Under different twilights we met with whiskey, wine, and my relentless curiosity. I couldn’t have her as a mere stranger, I wouldn’t. I wanted to know her. 

Nestled in her arms I asked brashly, “what are all these random things on your walls?” Where she toes lines, I bulldoze through them. 

“They aren’t random! They all have meaning,” she pushes back. 

Bullshit. There is no way every single object has meaning. I quiz her. 

“Okay, what is the story of the wooden fish hanging from rafter?”

She tells me the story of her childhood home and a toy fishing pole. I can almost picture it: her young, wild, curious, standing on the edge of lake wondering why she can’t catch a fish, blissfully unaware that pole is just a toy. I point to more objects and with each story my guarded heart softens. I imagine that it’ll take me years to learn the meaning of every little thing in her room, and pray to a god I don’t fully believe in that I get the time.

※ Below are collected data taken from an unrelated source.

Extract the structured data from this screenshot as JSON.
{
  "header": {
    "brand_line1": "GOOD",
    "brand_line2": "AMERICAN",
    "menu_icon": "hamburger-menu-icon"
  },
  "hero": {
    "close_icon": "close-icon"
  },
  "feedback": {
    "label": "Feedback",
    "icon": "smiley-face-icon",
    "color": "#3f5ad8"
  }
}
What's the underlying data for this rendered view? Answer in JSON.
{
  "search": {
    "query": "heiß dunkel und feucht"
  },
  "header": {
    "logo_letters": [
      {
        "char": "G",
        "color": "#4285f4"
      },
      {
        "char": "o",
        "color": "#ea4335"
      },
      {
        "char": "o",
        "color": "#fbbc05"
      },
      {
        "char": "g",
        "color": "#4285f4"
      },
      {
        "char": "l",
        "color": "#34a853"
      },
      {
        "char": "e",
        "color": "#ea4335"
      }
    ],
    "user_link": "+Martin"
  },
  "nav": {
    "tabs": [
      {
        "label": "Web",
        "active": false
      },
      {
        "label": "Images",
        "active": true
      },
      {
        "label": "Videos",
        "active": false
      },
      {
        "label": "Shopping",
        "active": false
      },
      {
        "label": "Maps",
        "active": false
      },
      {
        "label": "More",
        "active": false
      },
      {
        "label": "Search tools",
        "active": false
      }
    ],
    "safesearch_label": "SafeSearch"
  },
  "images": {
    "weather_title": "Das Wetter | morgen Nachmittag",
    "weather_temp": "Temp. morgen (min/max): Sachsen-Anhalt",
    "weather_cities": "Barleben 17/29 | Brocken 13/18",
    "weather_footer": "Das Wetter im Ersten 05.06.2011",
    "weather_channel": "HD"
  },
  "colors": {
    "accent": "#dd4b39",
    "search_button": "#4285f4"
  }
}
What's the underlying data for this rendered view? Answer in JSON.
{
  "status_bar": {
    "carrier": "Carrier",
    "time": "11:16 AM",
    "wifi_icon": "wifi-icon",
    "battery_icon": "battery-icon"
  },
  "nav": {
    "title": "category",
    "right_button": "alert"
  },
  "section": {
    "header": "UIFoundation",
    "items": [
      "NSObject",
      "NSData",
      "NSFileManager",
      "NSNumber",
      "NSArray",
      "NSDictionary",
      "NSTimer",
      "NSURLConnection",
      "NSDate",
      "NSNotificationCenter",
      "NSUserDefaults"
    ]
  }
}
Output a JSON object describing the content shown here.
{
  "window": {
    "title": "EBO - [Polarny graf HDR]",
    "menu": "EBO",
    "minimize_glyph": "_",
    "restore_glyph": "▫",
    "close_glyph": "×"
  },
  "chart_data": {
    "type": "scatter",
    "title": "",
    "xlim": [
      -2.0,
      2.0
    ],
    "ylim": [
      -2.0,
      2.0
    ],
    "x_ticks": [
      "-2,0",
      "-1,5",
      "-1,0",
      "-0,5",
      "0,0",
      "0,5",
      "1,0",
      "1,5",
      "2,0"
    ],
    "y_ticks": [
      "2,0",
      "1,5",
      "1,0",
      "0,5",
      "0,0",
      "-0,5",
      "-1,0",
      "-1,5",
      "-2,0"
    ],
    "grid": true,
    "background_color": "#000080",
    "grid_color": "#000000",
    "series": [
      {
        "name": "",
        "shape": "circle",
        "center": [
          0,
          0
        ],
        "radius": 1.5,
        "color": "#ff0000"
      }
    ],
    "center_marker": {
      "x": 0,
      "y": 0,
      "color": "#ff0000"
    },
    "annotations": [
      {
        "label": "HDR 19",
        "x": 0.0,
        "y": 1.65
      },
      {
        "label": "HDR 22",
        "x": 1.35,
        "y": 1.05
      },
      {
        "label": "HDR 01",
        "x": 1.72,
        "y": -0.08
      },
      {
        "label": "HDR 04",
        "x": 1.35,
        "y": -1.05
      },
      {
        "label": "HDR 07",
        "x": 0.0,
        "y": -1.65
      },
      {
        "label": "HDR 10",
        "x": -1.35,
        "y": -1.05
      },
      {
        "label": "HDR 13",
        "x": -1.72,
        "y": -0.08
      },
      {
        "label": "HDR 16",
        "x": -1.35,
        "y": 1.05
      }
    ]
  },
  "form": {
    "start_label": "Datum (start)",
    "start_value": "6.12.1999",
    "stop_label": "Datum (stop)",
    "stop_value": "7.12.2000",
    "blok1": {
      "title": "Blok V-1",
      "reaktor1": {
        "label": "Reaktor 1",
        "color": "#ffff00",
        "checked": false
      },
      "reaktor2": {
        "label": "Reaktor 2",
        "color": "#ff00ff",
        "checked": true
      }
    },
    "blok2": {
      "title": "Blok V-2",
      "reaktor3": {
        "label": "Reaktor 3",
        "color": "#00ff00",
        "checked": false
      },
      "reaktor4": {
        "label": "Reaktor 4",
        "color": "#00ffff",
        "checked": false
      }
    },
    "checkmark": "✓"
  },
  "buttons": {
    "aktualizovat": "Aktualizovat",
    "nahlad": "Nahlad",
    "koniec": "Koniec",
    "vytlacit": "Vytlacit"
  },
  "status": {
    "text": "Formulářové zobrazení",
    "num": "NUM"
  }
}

The books, she read them. She loves poetry and French literature, mostly about love. And it is quite curious because I can sense she is just as terrified of love as I am. Where I chose avoidance, she drowns herself among it like a parched man in an ocean of undrinkable water. Safe on shore, I wonder how she stays afloat. I fear I would be swallowed whole.

She hands me one of her favorite poems and watches me as I read it. I’m silent afterwards. She asks what I think, and I say it is painfully sad. She grabs the book out of my hand and lays kisses down my neck. I forget the poem and my senses entirely. I’m overboard lapping up undrinkable water that only leaves me needing and wanting more. I’m drowning, and like fool enjoying it too; swallowed whole. 

I love you.

Can I take it to a morning
Where the fields are painted gold
And the trees are filled with memories
Of the feelings never told?

Its the night I am to leave town for two months to city where she knows I have another lover. A lover I kept just to temper my feelings for her. We spend the night making love. No corner of my bed left untouched. When the day broke we stayed in bed laughing, talking, and loving until it was dark out again.  I as rose, bare, to throw my life into suitcases I felt the weight of time and miles weigh on me. I had spent my two years in Nashville always trying to leave. I couldn’t peel my eyes off her. Her makeup was gone and the curls that usually hung in her face were pinned back.  I could really see her, and it was first moment I wanted to stay. I drove away from her still. Sleepless, I steered into the twilight until the song bloom pulled me from my trance.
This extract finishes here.